In 1967, vocalist Peter Gabriel founded the group Genesis along with keyboardist Tony Banks, and quickly became the noted, eccentric front man to an internationally-acclaimed progressive rock band. This is story of the group’s early, halcyon days prior to Gabriel’s departure in 1975, during which albums such as Nursery Crimes , The Lamb Lies Down On Broadway, and Foxtrot took the music scene by storm. A full track-by track analysis of the Gabriel-era albums that highlights the inspiration behind key tracks is provided, as are the thoughts of contemporary rock journalists and musicians on the music that changed the face of rock. Interviews with band members provide a glimpse of the creative process, the pressures of success, and the stories behind the songs.
I am a huge fan of Peter Gabriel-era Genesis. So I eat up pretty much anything out there that's written about it. This book is basically a repackaging of reviews of Genesis written in the mid-1970s. It's interesting to read what they said about the band back then, and to hear the voices of the band in its original incarnation.
However, there are some issues. The most frustrating of these is typographical. The book has a legion of typos throughout it, which makes it difficult to read and makes the book seem of really poor quality. Also, even though the book is comprised of all of these old reviews, the editor never really distinguishes between them and his own words. There's no real distinction between them, which results in a sort of reading confusion throughout. Reading it, I got this mental image of someone who had to retype all of these old reviews who had to do so in a very short amount of time. And that person is craning his/her neck and maybe fatigued from all of the typing. So the quality of typing, punctuation, and so forth really suffers. But the question is "why"? Was this book really that hurried in its production? Why couldn't they have had proofreaders? It's not like the material included here is that timely--it was forty years ago, people.
I know that some who read this review might think this is a just small issue and that I am way too nitpicky. You are right about the second part. But the issue is so pervasive throughout the book that it detracts from the content, and, in turn, it makes reading of the book a very irritating experience.

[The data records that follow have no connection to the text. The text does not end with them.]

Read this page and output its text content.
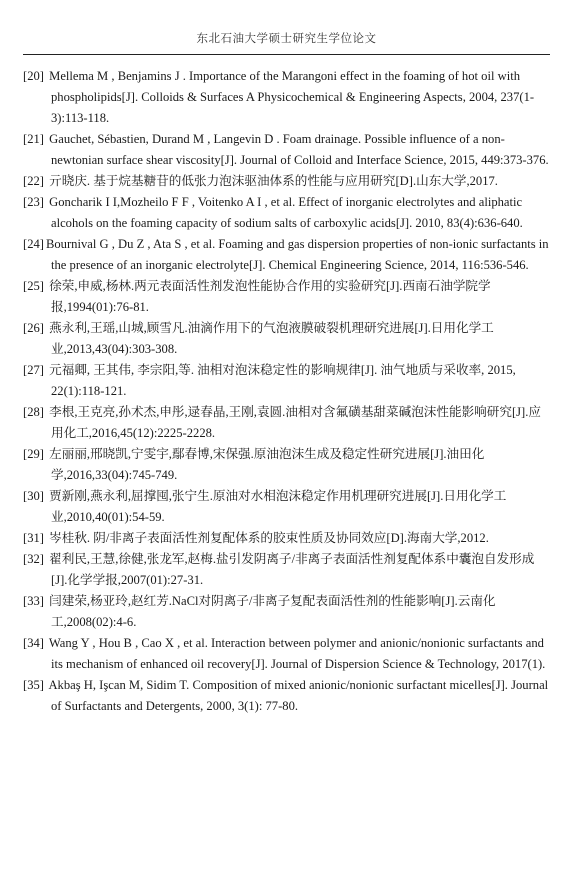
东北石油大学硕士研究生学位论文
[20] Mellema M , Benjamins J . Importance of the Marangoni effect in the foaming of hot oil with phospholipids[J]. Colloids & Surfaces A Physicochemical & Engineering Aspects, 2004, 237(1-3):113-118.
[21] Gauchet, Sébastien, Durand M , Langevin D . Foam drainage. Possible influence of a non-newtonian surface shear viscosity[J]. Journal of Colloid and Interface Science, 2015, 449:373-376.
[22] 亓晓庆. 基于烷基糖苷的低张力泡沫驱油体系的性能与应用研究[D].山东大学,2017.
[23] Goncharik I I,Mozheilo F F , Voitenko A I , et al. Effect of inorganic electrolytes and aliphatic alcohols on the foaming capacity of sodium salts of carboxylic acids[J]. 2010, 83(4):636-640.
[24] Bournival G , Du Z , Ata S , et al. Foaming and gas dispersion properties of non-ionic surfactants in the presence of an inorganic electrolyte[J]. Chemical Engineering Science, 2014, 116:536-546.
[25] 徐荣,申威,杨林.两元表面活性剂发泡性能协合作用的实验研究[J].西南石油学院学报,1994(01):76-81.
[26] 燕永利,王瑶,山城,顾雪凡.油滴作用下的气泡液膜破裂机理研究进展[J].日用化学工业,2013,43(04):303-308.
[27] 元福卿, 王其伟, 李宗阳,等. 油相对泡沫稳定性的影响规律[J]. 油气地质与采收率, 2015, 22(1):118-121.
[28] 李根,王克亮,孙术杰,申彤,逯春晶,王刚,袁圆.油相对含氟磺基甜菜碱泡沫性能影响研究[J].应用化工,2016,45(12):2225-2228.
[29] 左丽丽,邢晓凯,宁雯宇,鄢春博,宋保强.原油泡沫生成及稳定性研究进展[J].油田化学,2016,33(04):745-749.
[30] 贾新刚,燕永利,屈撑囤,张宁生.原油对水相泡沫稳定作用机理研究进展[J].日用化学工业,2010,40(01):54-59.
[31] 岑桂秋. 阴/非离子表面活性剂复配体系的胶束性质及协同效应[D].海南大学,2012.
[32] 翟利民,王慧,徐健,张龙军,赵梅.盐引发阴离子/非离子表面活性剂复配体系中囊泡自发形成[J].化学学报,2007(01):27-31.
[33] 闫建荣,杨亚玲,赵红芳.NaCl对阴离子/非离子复配表面活性剂的性能影响[J].云南化工,2008(02):4-6.
[34] Wang Y , Hou B , Cao X , et al. Interaction between polymer and anionic/nonionic surfactants and its mechanism of enhanced oil recovery[J]. Journal of Dispersion Science & Technology, 2017(1).
[35] Akbaş H, Işcan M, Sidim T. Composition of mixed anionic/nonionic surfactant micelles[J]. Journal of Surfactants and Detergents, 2000, 3(1): 77-80.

Unfortunately, you have to be a diehard fan to care enough to read this all the way through. It might help to be stoned, too, because of the repetitiveness of the liner-notes narrative. Not much new information -- I mean, for those familiar with the early Genesis (the only Genesis in my humble) and their basic history -- and very little interpretation or elucidation. Carruthers writes well enough but seems incapable of organizing his material, which includes great swaths of quotation bridged by too little context, citation, or clarification of who's speaking and why. Quoting several commentators (I'm not sure I want to use the word "critics") for long stretches means that the same stories and views get repeated several times. Carruthers often caps this redundancy off with yet another summary of the same story, which was not all that insightful to begin with. Each of the Gabriel-era albums gets a special mini-essay from some guy named Hugh Fielder, a supposed critic, though in my view he's not much of a writer, let only "critic." Here's what he says of the opening, title, track on The Lamb Lies Down Broadway: "The song closes with a reference to the Drifters 'On Broadway' -- credits being apparently unnecessary in the days before people found it impossible to write a song without using somebody else's ideas." Fielder wrote this in 2005, when obviously there were nothing but original ideas in pop music! No one would now dream of sampling an earlier song, let alone quoting it so brazenly! Oh well, fans will read it through anyway; i did.